I tried very hard for a very long time. Slowly I disengaged with them, it was gradual and didn’t happen overnight. One thing after another. We used to go out for Sunday lunch every weekend they were with us. The last time they slumped over the table in their hoodies and were asked to sit up, which they did Kevin and Perry style. No manners no thanks, that was 3 years ago and I’ve never been out to a restaurant with them since. It wasn’t a one off, they’d been doing it every time. I’m not a whinge bag when they’re not around, I’m a happy person.

OP posts:
DrGradusAdParnassum · 25/03/2019 19:56

OP, teenagers can be vile. The only reason I love mine is that they are mine. I also see them enough to know that they can also be very nice. But if they were someone else's, Heaven help them (and me). I feel for you.

Whatyoudoingoverthere · 25/03/2019 19:57

There is a reason, yes

OP posts:
Bibijayne · 25/03/2019 19:58

Sounds like normal teenagers to be honest. Sometimes good to vent (I think my mum used to sometimes feel this way about me :) ). It's just a phase. Did you care about them before the teens hit? They will always be in their dad's life, so it's worth building a relationship with them as they turn into adults. Maybe you can find things in common with them?
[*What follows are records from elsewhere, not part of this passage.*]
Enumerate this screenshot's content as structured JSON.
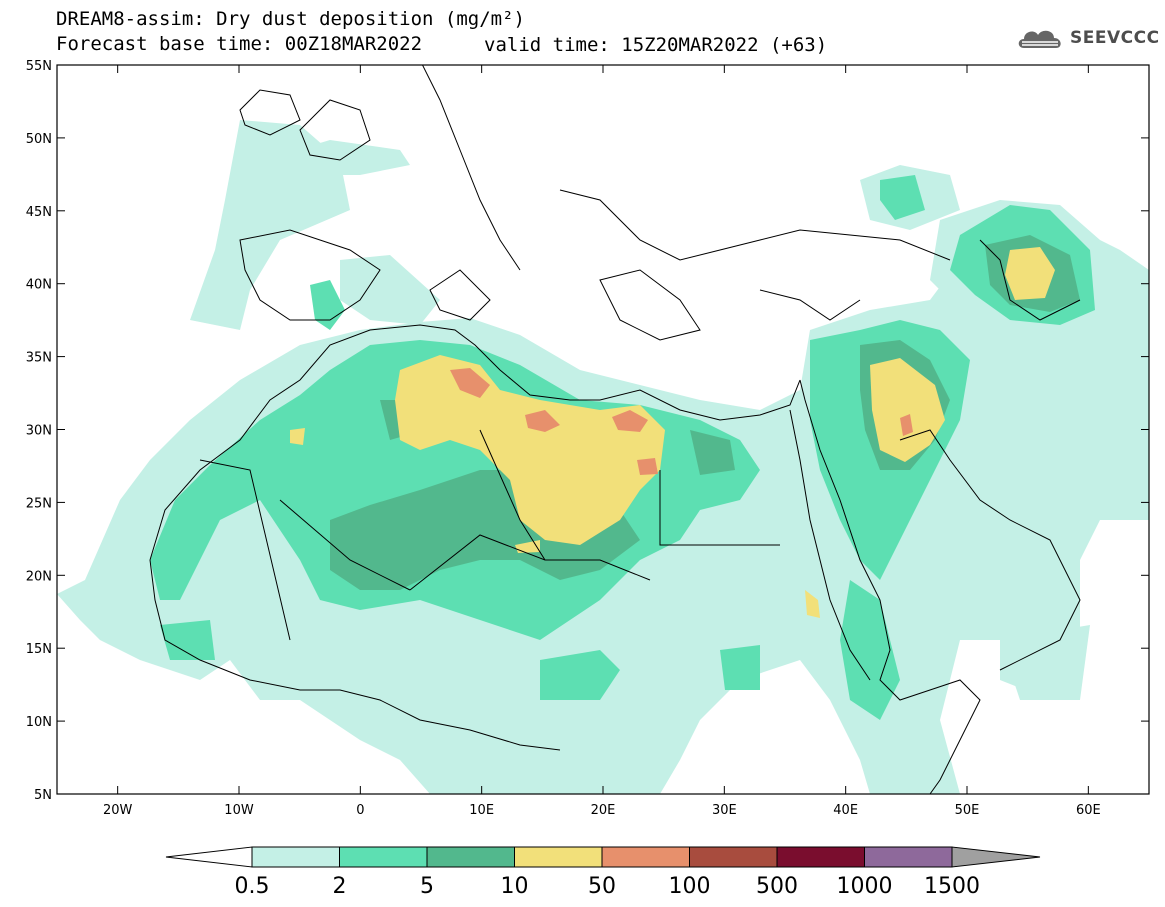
{
  "header": {
    "title_line1": "DREAM8-assim: Dry dust deposition (mg/m²)",
    "title_line2": "Forecast base time: 00Z18MAR2022",
    "valid_time": "valid time: 15Z20MAR2022 (+63)",
    "logo_text": "SEEVCCC",
    "logo_icon": "cloud-icon"
  },
  "map": {
    "lat_ticks": [
      {
        "value": 55,
        "label": "55N"
      },
      {
        "value": 50,
        "label": "50N"
      },
      {
        "value": 45,
        "label": "45N"
      },
      {
        "value": 40,
        "label": "40N"
      },
      {
        "value": 35,
        "label": "35N"
      },
      {
        "value": 30,
        "label": "30N"
      },
      {
        "value": 25,
        "label": "25N"
      },
      {
        "value": 20,
        "label": "20N"
      },
      {
        "value": 15,
        "label": "15N"
      },
      {
        "value": 10,
        "label": "10N"
      },
      {
        "value": 5,
        "label": "5N"
      }
    ],
    "lon_ticks": [
      {
        "value": -20,
        "label": "20W"
      },
      {
        "value": -10,
        "label": "10W"
      },
      {
        "value": 0,
        "label": "0"
      },
      {
        "value": 10,
        "label": "10E"
      },
      {
        "value": 20,
        "label": "20E"
      },
      {
        "value": 30,
        "label": "30E"
      },
      {
        "value": 40,
        "label": "40E"
      },
      {
        "value": 50,
        "label": "50E"
      },
      {
        "value": 60,
        "label": "60E"
      }
    ],
    "lon_range": [
      -25,
      65
    ],
    "lat_range": [
      5,
      55
    ]
  },
  "colorbar": {
    "labels": [
      "0.5",
      "2",
      "5",
      "10",
      "50",
      "100",
      "500",
      "1000",
      "1500"
    ],
    "colors": [
      "#c4f0e6",
      "#5ddfb2",
      "#52b88d",
      "#f2e07a",
      "#e7906c",
      "#a84c3e",
      "#7a0d2e",
      "#8e699b"
    ],
    "under_color": "#ffffff",
    "over_color": "#a0a0a0"
  }
}
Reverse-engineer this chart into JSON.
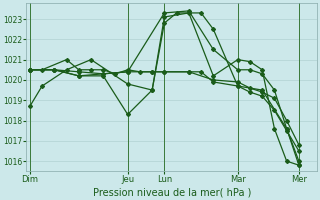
{
  "background_color": "#cce8ea",
  "grid_color": "#aacccc",
  "line_color": "#1a5c1a",
  "xlabel": "Pression niveau de la mer( hPa )",
  "ylim": [
    1015.5,
    1023.8
  ],
  "yticks": [
    1016,
    1017,
    1018,
    1019,
    1020,
    1021,
    1022,
    1023
  ],
  "day_labels": [
    "Dim",
    "Jeu",
    "Lun",
    "Mar",
    "Mer"
  ],
  "day_positions": [
    0,
    8,
    11,
    17,
    22
  ],
  "xlim": [
    -0.3,
    23.5
  ],
  "series": [
    {
      "x": [
        0,
        1,
        3,
        5,
        8,
        10,
        11,
        12,
        14,
        15,
        17,
        19,
        21,
        22
      ],
      "y": [
        1018.7,
        1019.7,
        1020.5,
        1021.0,
        1019.8,
        1019.5,
        1022.8,
        1023.3,
        1023.3,
        1022.5,
        1019.7,
        1019.5,
        1017.6,
        1016.0
      ]
    },
    {
      "x": [
        0,
        2,
        4,
        6,
        8,
        10,
        11,
        13,
        15,
        17,
        18,
        19,
        20,
        21,
        22
      ],
      "y": [
        1020.5,
        1020.5,
        1020.4,
        1020.3,
        1020.4,
        1020.4,
        1020.4,
        1020.4,
        1020.0,
        1019.9,
        1019.6,
        1019.4,
        1019.1,
        1018.0,
        1016.8
      ]
    },
    {
      "x": [
        0,
        2,
        4,
        6,
        8,
        10,
        11,
        13,
        15,
        17,
        18,
        19,
        20,
        21,
        22
      ],
      "y": [
        1020.5,
        1020.5,
        1020.2,
        1020.2,
        1018.3,
        1019.5,
        1023.1,
        1023.3,
        1020.2,
        1021.0,
        1020.9,
        1020.5,
        1017.6,
        1016.0,
        1015.8
      ]
    },
    {
      "x": [
        0,
        2,
        4,
        8,
        11,
        13,
        15,
        17,
        18,
        19,
        20,
        21,
        22
      ],
      "y": [
        1020.5,
        1020.5,
        1020.2,
        1020.4,
        1023.3,
        1023.4,
        1021.5,
        1020.5,
        1020.5,
        1020.3,
        1019.5,
        1017.6,
        1015.8
      ]
    },
    {
      "x": [
        0,
        1,
        3,
        4,
        5,
        6,
        7,
        8,
        9,
        10,
        11,
        13,
        14,
        15,
        17,
        18,
        19,
        20,
        21,
        22
      ],
      "y": [
        1020.5,
        1020.5,
        1021.0,
        1020.5,
        1020.5,
        1020.5,
        1020.3,
        1020.5,
        1020.4,
        1020.4,
        1020.4,
        1020.4,
        1020.4,
        1019.9,
        1019.7,
        1019.4,
        1019.2,
        1018.5,
        1017.5,
        1016.5
      ]
    }
  ]
}
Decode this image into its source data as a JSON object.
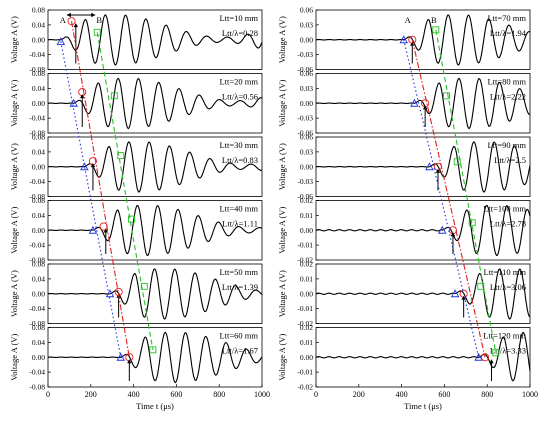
{
  "colors": {
    "signal": "#000000",
    "marker_a": "#1f35e0",
    "marker_b": "#25c225",
    "marker_r": "#e02020"
  },
  "axis_labels": {
    "y": "Voltage A (V)",
    "x_left": "Time t (μs)",
    "x_right": "Time t (μs)",
    "annot_a": "A",
    "annot_b": "B"
  },
  "chart_data": [
    {
      "type": "line",
      "column": "left",
      "panel": 1,
      "label_length": "Ltt=10 mm",
      "label_ratio": "Ltt/λ=0.28",
      "ylim": [
        -0.08,
        0.08
      ],
      "yticks": [
        "0.08",
        "0.04",
        "0.00",
        "-0.04",
        "-0.08"
      ],
      "xlim": [
        0,
        1000
      ],
      "markers": {
        "A": [
          60,
          -0.005
        ],
        "R": [
          110,
          0.05
        ],
        "B": [
          230,
          0.02
        ],
        "arrow": 130
      }
    },
    {
      "type": "line",
      "column": "left",
      "panel": 2,
      "label_length": "Ltt=20 mm",
      "label_ratio": "Ltt/λ=0.56",
      "ylim": [
        -0.08,
        0.08
      ],
      "yticks": [
        "0.08",
        "0.04",
        "0.00",
        "-0.04",
        "-0.08"
      ],
      "xlim": [
        0,
        1000
      ],
      "markers": {
        "A": [
          120,
          0.0
        ],
        "R": [
          160,
          0.03
        ],
        "B": [
          310,
          0.02
        ],
        "arrow": 160
      }
    },
    {
      "type": "line",
      "column": "left",
      "panel": 3,
      "label_length": "Ltt=30 mm",
      "label_ratio": "Ltt/λ=0.83",
      "ylim": [
        -0.08,
        0.08
      ],
      "yticks": [
        "0.08",
        "0.04",
        "0.00",
        "-0.04",
        "-0.08"
      ],
      "xlim": [
        0,
        1000
      ],
      "markers": {
        "A": [
          170,
          0.0
        ],
        "R": [
          210,
          0.015
        ],
        "B": [
          340,
          0.03
        ],
        "arrow": 210
      }
    },
    {
      "type": "line",
      "column": "left",
      "panel": 4,
      "label_length": "Ltt=40 mm",
      "label_ratio": "Ltt/λ=1.11",
      "ylim": [
        -0.08,
        0.08
      ],
      "yticks": [
        "0.08",
        "0.04",
        "0.00",
        "-0.04",
        "-0.08"
      ],
      "xlim": [
        0,
        1000
      ],
      "markers": {
        "A": [
          210,
          0.0
        ],
        "R": [
          260,
          0.01
        ],
        "B": [
          390,
          0.03
        ],
        "arrow": 270
      }
    },
    {
      "type": "line",
      "column": "left",
      "panel": 5,
      "label_length": "Ltt=50 mm",
      "label_ratio": "Ltt/λ=1.39",
      "ylim": [
        -0.08,
        0.08
      ],
      "yticks": [
        "0.08",
        "0.04",
        "0.00",
        "-0.04",
        "-0.08"
      ],
      "xlim": [
        0,
        1000
      ],
      "markers": {
        "A": [
          290,
          0.0
        ],
        "R": [
          330,
          0.005
        ],
        "B": [
          450,
          0.02
        ],
        "arrow": 330
      }
    },
    {
      "type": "line",
      "column": "left",
      "panel": 6,
      "label_length": "Ltt=60 mm",
      "label_ratio": "Ltt/λ=1.67",
      "ylim": [
        -0.08,
        0.08
      ],
      "yticks": [
        "0.08",
        "0.04",
        "0.00",
        "-0.04",
        "-0.08"
      ],
      "xlim": [
        0,
        1000
      ],
      "markers": {
        "A": [
          340,
          0.0
        ],
        "R": [
          380,
          0.0
        ],
        "B": [
          490,
          0.02
        ],
        "arrow": 380
      }
    },
    {
      "type": "line",
      "column": "right",
      "panel": 1,
      "label_length": "Ltt=70 mm",
      "label_ratio": "Ltt/λ=1.94",
      "ylim": [
        -0.06,
        0.06
      ],
      "yticks": [
        "0.06",
        "0.03",
        "0.00",
        "-0.03",
        "-0.06"
      ],
      "xlim": [
        0,
        1000
      ],
      "markers": {
        "A": [
          410,
          0.0
        ],
        "R": [
          450,
          0.0
        ],
        "B": [
          560,
          0.02
        ],
        "arrow": 450
      }
    },
    {
      "type": "line",
      "column": "right",
      "panel": 2,
      "label_length": "Ltt=80 mm",
      "label_ratio": "Ltt/λ=2.22",
      "ylim": [
        -0.06,
        0.06
      ],
      "yticks": [
        "0.06",
        "0.03",
        "0.00",
        "-0.03",
        "-0.06"
      ],
      "xlim": [
        0,
        1000
      ],
      "markers": {
        "A": [
          460,
          0.0
        ],
        "R": [
          510,
          0.0
        ],
        "B": [
          610,
          0.015
        ],
        "arrow": 510
      }
    },
    {
      "type": "line",
      "column": "right",
      "panel": 3,
      "label_length": "Ltt=90 mm",
      "label_ratio": "Ltt/λ=2.5",
      "ylim": [
        -0.06,
        0.06
      ],
      "yticks": [
        "0.06",
        "0.03",
        "0.00",
        "-0.03",
        "-0.06"
      ],
      "xlim": [
        0,
        1000
      ],
      "markers": {
        "A": [
          530,
          0.0
        ],
        "R": [
          570,
          0.0
        ],
        "B": [
          660,
          0.01
        ],
        "arrow": 570
      }
    },
    {
      "type": "line",
      "column": "right",
      "panel": 4,
      "label_length": "Ltt=100 mm",
      "label_ratio": "Ltt/λ=2.78",
      "ylim": [
        -0.02,
        0.02
      ],
      "yticks": [
        "0.02",
        "0.01",
        "0.00",
        "-0.01",
        "-0.02"
      ],
      "xlim": [
        0,
        1000
      ],
      "markers": {
        "A": [
          590,
          0.0
        ],
        "R": [
          640,
          0.0
        ],
        "B": [
          730,
          0.005
        ],
        "arrow": 640
      }
    },
    {
      "type": "line",
      "column": "right",
      "panel": 5,
      "label_length": "Ltt=110 mm",
      "label_ratio": "Ltt/λ=3.06",
      "ylim": [
        -0.02,
        0.02
      ],
      "yticks": [
        "0.02",
        "0.01",
        "0.00",
        "-0.01",
        "-0.02"
      ],
      "xlim": [
        0,
        1000
      ],
      "markers": {
        "A": [
          650,
          0.0
        ],
        "R": [
          690,
          0.0
        ],
        "B": [
          770,
          0.005
        ],
        "arrow": 690
      }
    },
    {
      "type": "line",
      "column": "right",
      "panel": 6,
      "label_length": "Ltt=120 mm",
      "label_ratio": "Ltt/λ=3.33",
      "ylim": [
        -0.02,
        0.02
      ],
      "yticks": [
        "0.02",
        "0.01",
        "0.00",
        "-0.01",
        "-0.02"
      ],
      "xlim": [
        0,
        1000
      ],
      "markers": {
        "A": [
          760,
          0.0
        ],
        "R": [
          790,
          0.0
        ],
        "B": [
          840,
          0.003
        ],
        "arrow": 820
      }
    }
  ],
  "xticks": [
    "0",
    "200",
    "400",
    "600",
    "800",
    "1000"
  ]
}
ThisThatAndTother · 25/03/2019 20:01

Tbf I didn't much like my own teenagers, never mind anyone elses... I've still got 2 to go 😵

converseandjeans · 25/03/2019 20:01

whatyoudoing this is normal teenage behaviour. Maybe you should have thought things through a bit more? A lot of parents of teenagers complain that they treat the place like a hotel. If just goes with the territory. Also why isn't it their home too? Why would they stop seeing their Dad at 18? I was still seeing lots of mine at that age - yes I went to uni but then was about all hols & I was quite well behaved but pretty sure I was annoying. Using the phone, borrowing the car, coming in late from the pub and so on. I feel sorry for your DH.